Crônica
Escritor Marcelo Lemes
Quando o mundo é um espelho de moldura dourada
08:20Universo dos Leitores
Debruçar-se na janela da inspiração e visualizar uma paisagem de novas expectativas faz qualquer pessoa de boa razão acreditar que, na manhã seguinte, sairá da cama revigorado, sem a típica desmotivação de ter mais um dia para carregar nas costas. Isso é válido e, de certo modo, até admirável. Mas o sonho termina exatamente quando abrimos os olhos e colocamos os pés no chão ao amanhecer.

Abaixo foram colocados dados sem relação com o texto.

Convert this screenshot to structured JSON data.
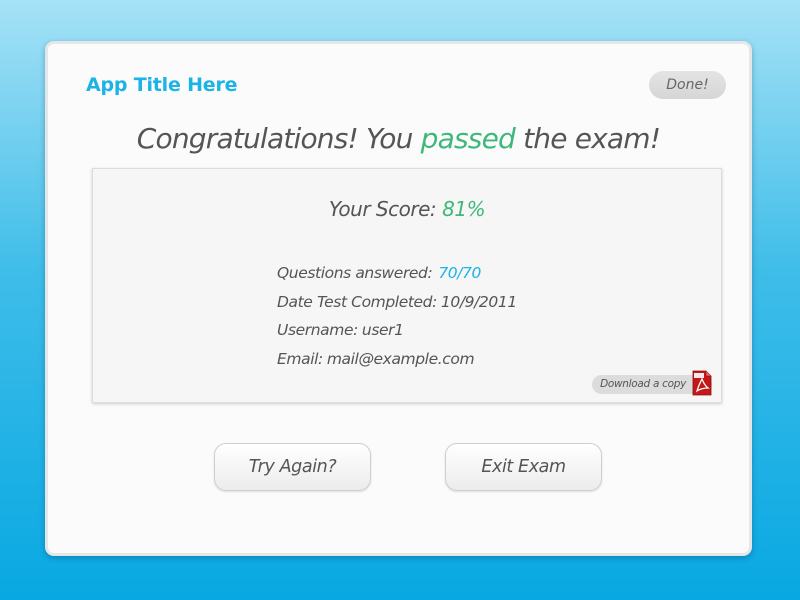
{
  "app": {
    "title": "App Title Here",
    "done_label": "Done!"
  },
  "headline": {
    "before": "Congratulations! You ",
    "highlight": "passed",
    "after": " the exam!"
  },
  "score": {
    "label": "Your Score:",
    "value": "81%"
  },
  "details": {
    "questions_label": "Questions answered:",
    "questions_value": "70/70",
    "date_label": "Date Test Completed:",
    "date_value": "10/9/2011",
    "username_label": "Username:",
    "username_value": "user1",
    "email_label": "Email:",
    "email_value": "mail@example.com"
  },
  "download": {
    "label": "Download a copy",
    "icon": "pdf-icon"
  },
  "actions": {
    "try_again": "Try Again?",
    "exit": "Exit Exam"
  },
  "colors": {
    "accent_blue": "#1cb3e6",
    "accent_green": "#3eb87a",
    "pdf_red": "#c41818"
  }
}
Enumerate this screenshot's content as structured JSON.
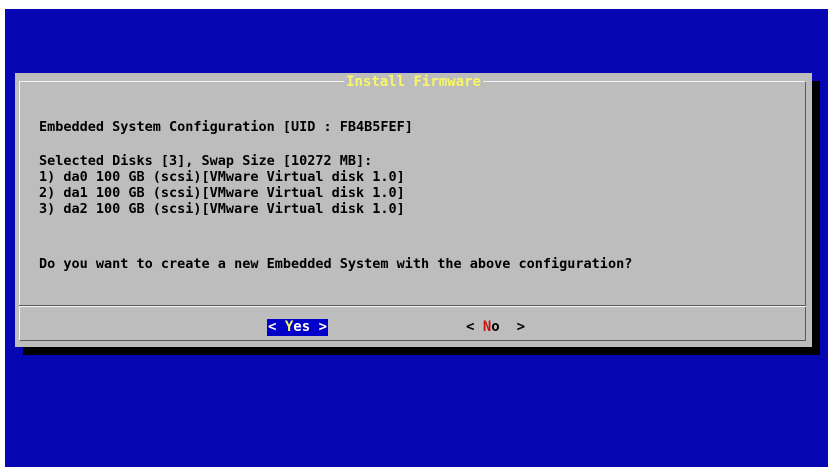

Ilusões ilustradas pela própria ilusão podem ser um veneno letal. Sonhar alimenta o espírito e, talvez, seja tão importante quanto o oxigênio. O problema é quando o ato de criar miragens, para anestesiar a própria desesperança, substituiu, por exemplo, o ato de colocar comida quente na boca daqueles que têm fome.
É muito fácil e praticamente uma obrigação de mercado desejar o melhor para si mesmo, fazer planos luminosos para o ano que acaba de começar e se embriagar de estratégias inteligentes para arquitetar uma vida superior. Difícil é parar no sinal, abrir o vidro do carro, perceber a desilusão nos olhos do morador de rua, que amanheceu sem café e há anos procura sustento em latas de lixo, estacionar o carro na primeira vaga e fazer o possível para acender uma faísca de esperança na existência do desiludido.
Não é errado utilizar boas ilusões para abastecer os mais imprevisíveis motivos que nos fazem continuar empurrando a rotina apesar de tudo. Aliás, de alguma forma, isso é até necessário. No entanto, é desprezível cair na estupidez de achar que o mundo se resume a um espelho de moldura dourada, no qual o observador vê apenas o tamanho das próprias vontades, contabiliza as próprias carências e considera um azar hediondo não possuir tudo aquilo que quer.
Eis o grande panorama do mundo. Enquanto uns se preocupam com a etiqueta da próxima roupa, o modelo do próximo carro e o destino daquela viagem que poucos na roda de amigos fizeram, outros ganham o dia se o estômago não reclamar de vazio antes de dormir. Quais seriam os sonhos daqueles cuja saga diária é, simplesmente, matar a fome? Que expectativas eles têm desta vida que, sem nenhum disfarce, disponibiliza as futilidades mais desnecessárias para a satisfação fútil de alguns, na mesma proporção que não oferece nem mesmo dignidade humana a eles?
Dizem que cada um possui aquilo que merece. Não sei. Talvez vidas passadas expliquem. Provavelmente isso faça parte de um esquema cósmico, o qual não nascemos para compreender. Assim, alienados por essa incompreensão, deixamos o egocentrismo tomar conta de nossas vidas. Cegos, vemos, no miserável que dorme na rua e come lixo, uma oportunidade de olhar para o céu e agradecer por não estar na mesma condição. Sim, a humanidade consegue ser desprezível. É vergonhoso olhar para o espelho e reconhecer uma lista de necessidades desnecessárias que nos corroem.
Melhor seria se usássemos a cortina da consciência para fechar as janelas da inspiração, lavássemos o rosto pela manhã sem olhar no espelho e utilizássemos recursos possíveis para abrir a porta das oportunidades fundamentais àqueles que realmente não conhecem a luz de um sonho e, muito menos, o vazio das futilidades que enganam a pobreza dos ricos. Ou seria o contrário?